I am surprised that American scientists do not seem to want to demonstrate publicly that they are worried about how much funding cuts could hurt them. Instead, I just see the same low level drone of emails in my inbox from scientific societies asking scientists to contact congress and support research funding. But I’ve seen those emails for years, and there doesn’t seem to be any greater urgency this time. Maybe the leadership of those societies is convinced that sequestration won’t happen, just like the capping of the debt ceiling didn’t happen a while back.

What would it take to get scientists waving placards in the Mall in Washington, DC? I’ve speculated this might just be due to geography (the UK is smaller), but there is a high enough concentration of science on the eastern seaboard to make a decent showing.

And I know it’s not because Americans are more restrained than the Canadians or the British.

Science is Vital picture from here, Death of Evidence picture from here.


InBabyAttachMode said...

I was talking about something similar with colleagues the other day, and it seems like the US just doesn't have the culture for strikes. My French colleague and I both remember being on strike in high school and college several times to protest against things like increased tuition. It seems that here those things don't happen because people feel they don't have influence?
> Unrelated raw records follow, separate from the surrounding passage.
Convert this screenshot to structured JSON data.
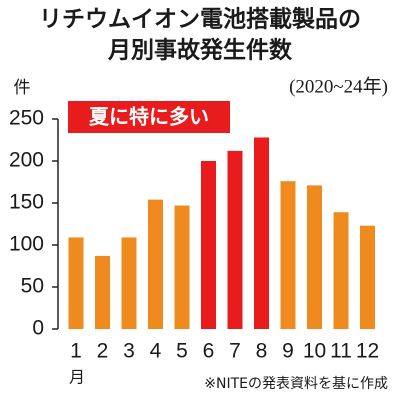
{
  "chart_data": {
    "type": "bar",
    "title": [
      "リチウムイオン電池搭載製品の",
      "月別事故発生件数"
    ],
    "subtitle": "(2020~24年)",
    "y_label": "件",
    "x_label": "月",
    "annotation": "夏に特に多い",
    "source": "※NITEの発表資料を基に作成",
    "categories": [
      "1",
      "2",
      "3",
      "4",
      "5",
      "6",
      "7",
      "8",
      "9",
      "10",
      "11",
      "12"
    ],
    "values": [
      109,
      87,
      109,
      154,
      147,
      200,
      212,
      228,
      176,
      171,
      139,
      123
    ],
    "colors": [
      "#ee8a1e",
      "#ee8a1e",
      "#ee8a1e",
      "#ee8a1e",
      "#ee8a1e",
      "#e81c1c",
      "#e81c1c",
      "#e81c1c",
      "#ee8a1e",
      "#ee8a1e",
      "#ee8a1e",
      "#ee8a1e"
    ],
    "annotation_color": "#e81c1c",
    "ylim": [
      0,
      250
    ],
    "yticks": [
      0,
      50,
      100,
      150,
      200,
      250
    ],
    "grid": false
  }
}
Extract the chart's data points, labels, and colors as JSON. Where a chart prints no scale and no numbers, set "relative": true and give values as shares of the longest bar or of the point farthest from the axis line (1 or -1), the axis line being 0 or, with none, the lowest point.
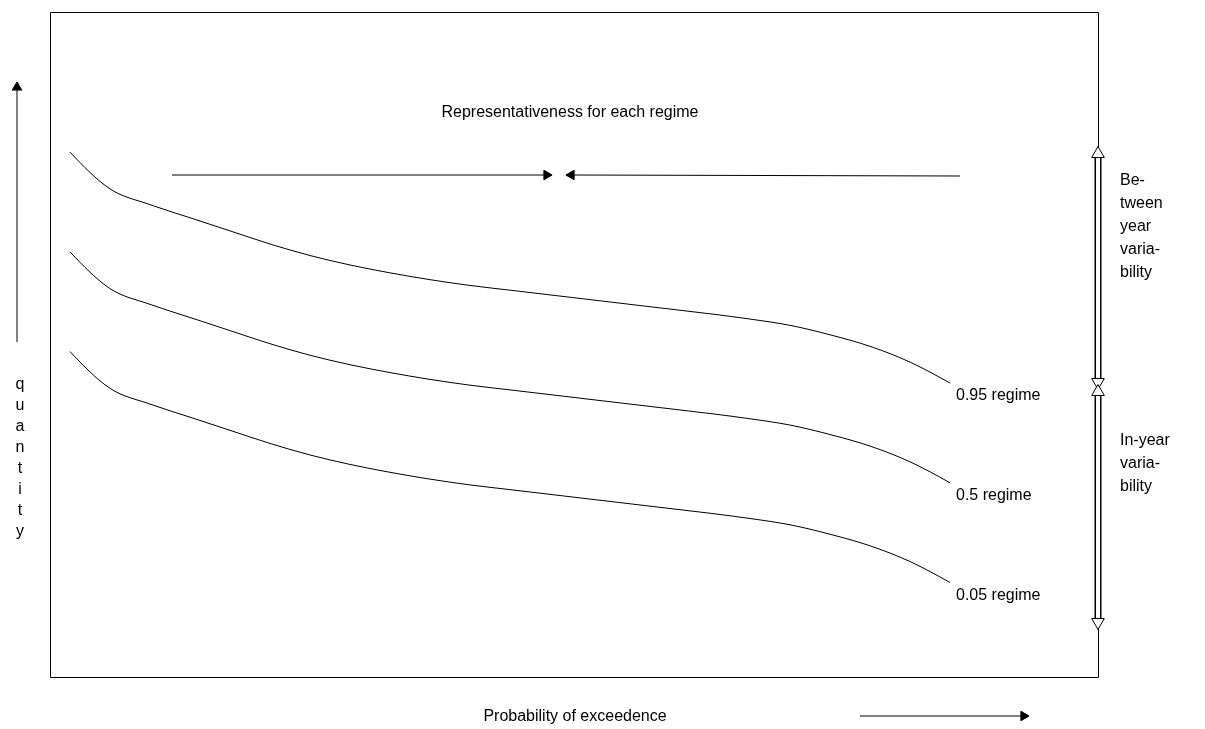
{
  "chart_data": {
    "type": "line",
    "relative": true,
    "xlabel": "Probability of exceedence",
    "ylabel": "quantity",
    "categories": [
      null,
      null,
      null,
      null,
      null,
      null,
      null,
      null,
      null,
      null,
      null,
      null,
      null,
      null,
      null,
      null,
      null,
      null,
      null,
      null,
      null,
      null,
      null
    ],
    "series": [
      {
        "name": "0.95 regime",
        "color": "#000000",
        "values": [
          1,
          0.93,
          0.9,
          0.875,
          0.85,
          0.825,
          0.803,
          0.785,
          0.77,
          0.757,
          0.746,
          0.737,
          0.728,
          0.719,
          0.71,
          0.701,
          0.692,
          0.682,
          0.67,
          0.652,
          0.63,
          0.6,
          0.56
        ]
      },
      {
        "name": "0.5 regime",
        "color": "#000000",
        "values": [
          0.81,
          0.74,
          0.71,
          0.685,
          0.66,
          0.635,
          0.613,
          0.595,
          0.58,
          0.567,
          0.556,
          0.547,
          0.538,
          0.529,
          0.52,
          0.511,
          0.502,
          0.492,
          0.48,
          0.462,
          0.44,
          0.41,
          0.37
        ]
      },
      {
        "name": "0.05 regime",
        "color": "#000000",
        "values": [
          0.62,
          0.55,
          0.52,
          0.495,
          0.47,
          0.445,
          0.423,
          0.405,
          0.39,
          0.377,
          0.366,
          0.357,
          0.348,
          0.339,
          0.33,
          0.321,
          0.312,
          0.302,
          0.29,
          0.272,
          0.25,
          0.22,
          0.18
        ]
      }
    ],
    "annotations": [
      "Representativeness for each regime",
      "Be-\ntween\nyear\nvaria-\nbility",
      "In-year\nvaria-\nbility"
    ]
  }
}
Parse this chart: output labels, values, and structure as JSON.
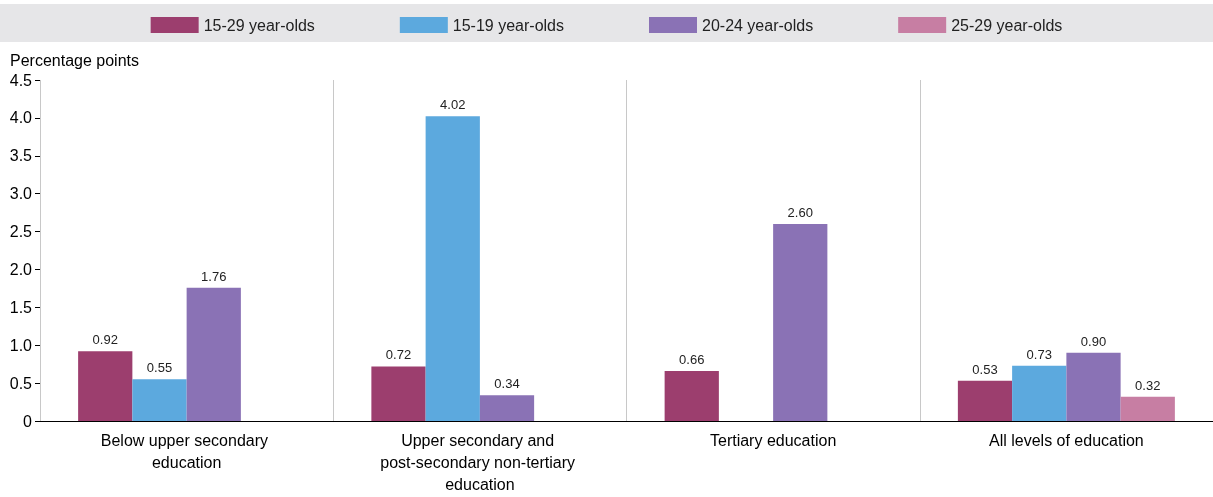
{
  "chart_data": {
    "type": "bar",
    "ylabel": "Percentage points",
    "categories": [
      "Below upper secondary education",
      "Upper secondary and post-secondary non-tertiary education",
      "Tertiary education",
      "All levels of education"
    ],
    "series": [
      {
        "name": "15-29 year-olds",
        "color": "#9c3e6e",
        "values": [
          0.92,
          0.72,
          0.66,
          0.53
        ],
        "value_labels": [
          "0.92",
          "0.72",
          "0.66",
          "0.53"
        ]
      },
      {
        "name": "15-19 year-olds",
        "color": "#5ca9de",
        "values": [
          0.55,
          4.02,
          null,
          0.73
        ],
        "value_labels": [
          "0.55",
          "4.02",
          null,
          "0.73"
        ]
      },
      {
        "name": "20-24 year-olds",
        "color": "#8a72b5",
        "values": [
          1.76,
          0.34,
          2.6,
          0.9
        ],
        "value_labels": [
          "1.76",
          "0.34",
          "2.60",
          "0.90"
        ]
      },
      {
        "name": "25-29 year-olds",
        "color": "#c77ea3",
        "values": [
          null,
          null,
          null,
          0.32
        ],
        "value_labels": [
          null,
          null,
          null,
          "0.32"
        ]
      }
    ],
    "ylim": [
      0,
      4.5
    ],
    "yticks": [
      0,
      {
        "value": 0.5,
        "label": "0.5"
      },
      {
        "value": 1,
        "label": "1.0"
      },
      {
        "value": 1.5,
        "label": "1.5"
      },
      {
        "value": 2,
        "label": "2.0"
      },
      {
        "value": 2.5,
        "label": "2.5"
      },
      {
        "value": 3,
        "label": "3.0"
      },
      {
        "value": 3.5,
        "label": "3.5"
      },
      {
        "value": 4,
        "label": "4.0"
      },
      {
        "value": 4.5,
        "label": "4.5"
      }
    ],
    "grid": "x",
    "legend": "top"
  }
}
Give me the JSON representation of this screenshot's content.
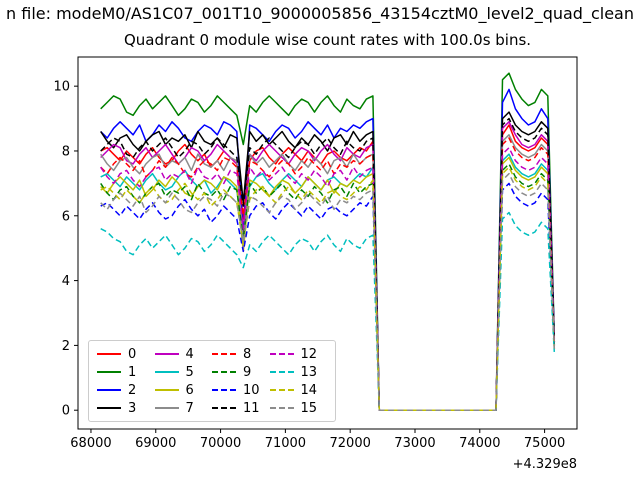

Mike the Mad Biologist said...

Because the scientific leadership (e.g., senior faculty) have too much to lose. They are doing well, and don't want to rock the boat. The current system, even with 8% cuts, works for them.

What do they gain from a strike or protests, other than being associated with 'unserious' people and a potential loss of future credibility?

Chris 325 said...

Why does a demonstration have to happen in Washington? If you want scientists on the streets waving placards in support of science, then ORGANIZE IT! A demonstration at UT-PA can get more media attention than something in Washington where the media is more concerned about scandals and political maneuvering than grassroots efforts. But whatever you do, sitting back and suggesting that scientists thousands of miles away from Texas should do something is assuredly less effective than society emails to Congress. And AAAS, FASEB, ASBMB, SfN, and others have plenty of ways to get involved that don’t include sending letters.

bwcorb said...

I think you also undervalue the impact of letter campaigns. The fact is - the federal budget in the US is a mess... and the NIH has been lucky to be in a position to not have its budget CUT in the past several years. Is it ideal? Far from it. But the letter writing, and advocacy of your colleagues (who don't just bitch on a blog) has had a marked impact on the debate, and continues to do.

Zen Faulkes said...

Chris 325: I'm not advocating scientists rally. This was an observation, not a recommendation.

BWCorb: Yes, I may have sounded too down on letter writing, but I do recognize the importance of being active. I didn't say anyone should stop writing those letters.

youngdoug said...

In the UK, possibly a couple of reasons:

1) Job security - there have to be clear and valid reasons for sacking anybody after they have been in any job for 2 years (and often before). Striking - when done 'right', is not a reason nor is protesting. Firing people for their politics is not really possible.

2) There is (subjective viewpoint here, but commonly shared) a strong streak of contempt/disrespect and laughter towards most symptoms of authority running through most stratae of society.